Глаза его просветлели, и сам он стал каким-то возвышенным, одухотворенным.

– А я было думал, не доживу до тебя. Теперь спокойно умереть могу. Спасибо, хрусталик. – Дедушкино лицо озарилось счастливой улыбкой, и он задремал.

* * *

Сегодня Вовка Рогузин заявился в класс самым первым, чего с ним никогда не случалось. Он, нахохлившись, сидел возле печки, бездумно уставившись в одну точку.

– Уж не ночевал ли ты тут, – поприветствовал я его, но Вовка ничего не ответил.

– А может, заболел, а? – приложил я к его голове ладонь. – Что-то у тебя глаза не такие.

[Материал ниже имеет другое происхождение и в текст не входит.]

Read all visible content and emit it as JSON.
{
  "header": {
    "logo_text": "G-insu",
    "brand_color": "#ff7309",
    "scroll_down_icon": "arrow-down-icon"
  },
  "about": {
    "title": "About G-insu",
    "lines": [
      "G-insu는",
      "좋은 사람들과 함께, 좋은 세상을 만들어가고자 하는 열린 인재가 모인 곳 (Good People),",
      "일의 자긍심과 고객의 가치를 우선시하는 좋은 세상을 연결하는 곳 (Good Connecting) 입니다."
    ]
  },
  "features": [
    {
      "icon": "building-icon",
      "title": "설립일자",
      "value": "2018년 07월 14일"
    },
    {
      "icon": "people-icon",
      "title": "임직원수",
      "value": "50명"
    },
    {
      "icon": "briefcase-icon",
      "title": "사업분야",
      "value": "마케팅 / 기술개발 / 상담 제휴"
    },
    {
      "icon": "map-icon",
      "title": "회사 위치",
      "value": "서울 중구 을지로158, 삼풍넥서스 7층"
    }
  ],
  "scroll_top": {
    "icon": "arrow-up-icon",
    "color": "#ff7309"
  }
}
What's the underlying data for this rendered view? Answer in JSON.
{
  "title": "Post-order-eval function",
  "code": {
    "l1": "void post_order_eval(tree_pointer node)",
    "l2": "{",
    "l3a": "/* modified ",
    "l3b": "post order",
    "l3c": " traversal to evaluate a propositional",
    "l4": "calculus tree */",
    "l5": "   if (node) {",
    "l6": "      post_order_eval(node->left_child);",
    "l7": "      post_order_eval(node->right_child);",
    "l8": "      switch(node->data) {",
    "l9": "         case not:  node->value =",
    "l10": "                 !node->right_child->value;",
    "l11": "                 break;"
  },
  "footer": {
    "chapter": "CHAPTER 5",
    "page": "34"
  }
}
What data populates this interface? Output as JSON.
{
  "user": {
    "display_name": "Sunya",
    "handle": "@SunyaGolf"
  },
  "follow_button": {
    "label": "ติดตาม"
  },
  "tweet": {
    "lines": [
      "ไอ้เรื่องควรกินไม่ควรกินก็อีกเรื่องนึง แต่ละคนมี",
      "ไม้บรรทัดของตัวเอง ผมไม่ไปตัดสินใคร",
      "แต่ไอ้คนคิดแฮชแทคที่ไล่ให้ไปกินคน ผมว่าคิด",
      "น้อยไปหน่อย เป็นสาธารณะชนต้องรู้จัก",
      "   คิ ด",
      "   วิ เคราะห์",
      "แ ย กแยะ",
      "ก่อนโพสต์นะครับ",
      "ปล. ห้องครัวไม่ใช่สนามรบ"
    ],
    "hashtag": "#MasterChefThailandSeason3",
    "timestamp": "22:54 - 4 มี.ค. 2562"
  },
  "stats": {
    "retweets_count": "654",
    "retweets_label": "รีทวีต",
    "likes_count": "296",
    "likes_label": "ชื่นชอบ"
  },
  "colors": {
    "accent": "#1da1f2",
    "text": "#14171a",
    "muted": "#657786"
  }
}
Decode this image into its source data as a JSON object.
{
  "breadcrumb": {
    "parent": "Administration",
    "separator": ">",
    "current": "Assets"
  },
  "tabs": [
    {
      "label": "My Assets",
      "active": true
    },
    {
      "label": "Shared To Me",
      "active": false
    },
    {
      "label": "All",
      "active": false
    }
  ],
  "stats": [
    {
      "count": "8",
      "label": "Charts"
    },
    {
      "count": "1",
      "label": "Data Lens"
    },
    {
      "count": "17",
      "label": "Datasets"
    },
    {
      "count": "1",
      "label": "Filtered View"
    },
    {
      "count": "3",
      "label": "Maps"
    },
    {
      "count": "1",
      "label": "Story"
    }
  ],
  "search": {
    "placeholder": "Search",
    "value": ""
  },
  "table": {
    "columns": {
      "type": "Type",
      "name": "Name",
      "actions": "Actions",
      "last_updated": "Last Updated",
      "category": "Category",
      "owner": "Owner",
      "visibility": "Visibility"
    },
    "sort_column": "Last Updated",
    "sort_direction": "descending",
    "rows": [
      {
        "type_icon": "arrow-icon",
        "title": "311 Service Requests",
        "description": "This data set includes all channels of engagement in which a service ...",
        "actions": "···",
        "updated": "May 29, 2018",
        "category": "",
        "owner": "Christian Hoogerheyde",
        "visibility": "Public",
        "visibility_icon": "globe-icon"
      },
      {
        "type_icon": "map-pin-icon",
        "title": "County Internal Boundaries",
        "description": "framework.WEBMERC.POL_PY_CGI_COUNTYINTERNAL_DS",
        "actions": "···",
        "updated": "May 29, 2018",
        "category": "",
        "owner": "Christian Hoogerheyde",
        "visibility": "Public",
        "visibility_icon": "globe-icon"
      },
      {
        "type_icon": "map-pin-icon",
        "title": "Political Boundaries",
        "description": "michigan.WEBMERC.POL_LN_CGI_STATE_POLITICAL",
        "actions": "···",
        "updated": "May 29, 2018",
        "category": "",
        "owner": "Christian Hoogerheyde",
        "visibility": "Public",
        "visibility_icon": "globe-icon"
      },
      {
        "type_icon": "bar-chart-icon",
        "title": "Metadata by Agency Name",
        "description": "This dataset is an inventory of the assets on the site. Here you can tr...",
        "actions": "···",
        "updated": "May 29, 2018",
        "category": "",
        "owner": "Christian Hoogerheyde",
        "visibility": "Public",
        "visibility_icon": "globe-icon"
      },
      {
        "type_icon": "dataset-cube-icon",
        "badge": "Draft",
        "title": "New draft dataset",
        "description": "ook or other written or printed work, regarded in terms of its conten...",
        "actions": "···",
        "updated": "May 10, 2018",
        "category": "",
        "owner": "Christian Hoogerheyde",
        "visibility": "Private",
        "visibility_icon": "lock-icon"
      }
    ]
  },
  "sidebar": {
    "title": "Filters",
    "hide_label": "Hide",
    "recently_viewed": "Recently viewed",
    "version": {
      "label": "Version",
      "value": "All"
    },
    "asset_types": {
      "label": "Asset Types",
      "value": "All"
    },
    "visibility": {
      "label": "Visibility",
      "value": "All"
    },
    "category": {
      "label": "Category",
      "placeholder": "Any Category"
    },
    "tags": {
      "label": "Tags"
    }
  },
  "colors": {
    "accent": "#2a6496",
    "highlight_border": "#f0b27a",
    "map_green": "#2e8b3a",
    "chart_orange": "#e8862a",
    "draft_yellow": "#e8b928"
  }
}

– Да иди ты, – ожесточился Костыль, сердито сбрасывая мою руку. – Тоже мне, доктор нашелся!

«Переживает, – подумал я. – Зря Надя выкинула с ним дурацкую шутку. Сказала бы ему наедине, а то раззвонила на всю школу».

Почти у каждого из нас был в то время альбом, в который ребята по очереди писали все, что они знали и что только могло прийти в голову: стихи, песни, всякую чепуху, наподобие этой:

Если вы меня не любишь,

На реку Кура пойдем,

Вы нас больше не увидишь,

Мы как рыбка поплывем!

Или:

Живу на горке,

Пишу на корке,

Кто напишет ниже меня,

Тот больше любит тебя.

Это четверостишие писалось обычно в самом конце.

Кто-то сочинил новую «арифметику».

Один одиннадцать двадцать один – вы мне нравитесь.

Два двенадцать двадцать два – можно с вами познакомиться?

Три тринадцать тридцать три – давай дружить.

Четыре четырнадцать двадцать четыре – давайте встретимся после уроков.

Пять пятнадцать двадцать пять – я вас люблю. И дальше в таком же духе.

Все ребята переписали эту «арифметику» в свои альбомы.

После очередного «оч. пл.», полученного Костылем по арифметике, Надя лукаво сузила глаза и на весь класс объявила:

– Зато другую арифметику он знает на «оч. хор.». Видите, какую шпаргалку подсунул. – И показала листок, на котором куриным Вовкиным почерком было крупно написано: «пять пятнадцать двадцать пять».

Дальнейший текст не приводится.